Scholars have sometimes written the second Klan’s history as a rise-and-fall story. From a peak membership of perhaps six million in 1924, its numbers dropped to about 350,000 three years later. The immediate cause was a series of sex scandals, embezzlements, and murders orchestrated by its highest leaders. But Gordon and Harcourt both ask us to reconsider that narrative. Scandal didn’t thin the group’s ranks, they argue, so much as success did. The Klan so thoroughly baked its all-encompassing racism into mainstream society that it had nothing else to do. It played a pivotal role in the Immigration Act of 1924, which drastically cut the number of Jewish immigrants, and excluded Asian immigrants entirely. It’s lobbying on behalf of eugenics led to sterilization laws in thirty states, which disproportionately targeted poor and black women. And at the local level, the Klan got school districts throughout the country to prohibit any textbook that “speaks slightly of the founders.”

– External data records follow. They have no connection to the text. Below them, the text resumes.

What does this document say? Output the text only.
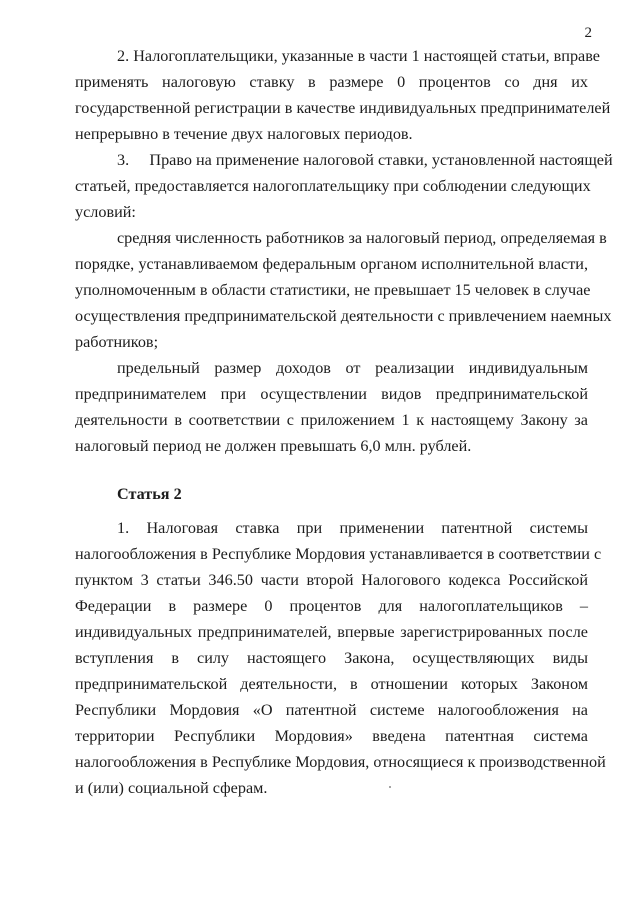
2
2. Налогоплательщики, указанные в части 1 настоящей статьи, вправе
применять налоговую ставку в размере 0 процентов со дня их
государственной регистрации в качестве индивидуальных предпринимателей
непрерывно в течение двух налоговых периодов.
3.     Право на применение налоговой ставки, установленной настоящей
статьей, предоставляется налогоплательщику при соблюдении следующих
условий:
средняя численность работников за налоговый период, определяемая в
порядке, устанавливаемом федеральным органом исполнительной власти,
уполномоченным в области статистики, не превышает 15 человек в случае
осуществления предпринимательской деятельности с привлечением наемных
работников;
предельный размер доходов от реализации индивидуальным
предпринимателем при осуществлении видов предпринимательской
деятельности в соответствии с приложением 1 к настоящему Закону за
налоговый период не должен превышать 6,0 млн. рублей.
Статья 2
1. Налоговая ставка при применении патентной системы
налогообложения в Республике Мордовия устанавливается в соответствии с
пунктом 3 статьи 346.50 части второй Налогового кодекса Российской
Федерации в размере 0 процентов для налогоплательщиков –
индивидуальных предпринимателей, впервые зарегистрированных после
вступления в силу настоящего Закона, осуществляющих виды
предпринимательской деятельности, в отношении которых Законом
Республики Мордовия «О патентной системе налогообложения на
территории Республики Мордовия» введена патентная система
налогообложения в Республике Мордовия, относящиеся к производственной
и (или) социальной сферам.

perhaps most significantly, the Klan helped redefine what it meant to be
patriotic. Supporting unions made you a shill for socialism. Defending the
rights of immigrants or black people made you a sell-out. Meanwhile, fairly
common symbols of patriotism, like honoring veterans and respecting the flag, took
on unmistakably racist overtones. You could not critique the government’s military
policy or refuse to sing the national anthem without being seen as “un-American.” It
would be foolish to claim that the Klan entirely succeeded. Too many other
Americans have fought too hard to make sure that patriotism could be embodied
by another set of actions—not least the right to protest. But understanding the second Klan’s success at
combining racism with the symbols of democracy helps explain why, when the “Star
Spangled Banner” blares before kick-off and the military jets fly overhead, so
many Americans today would rather take a knee.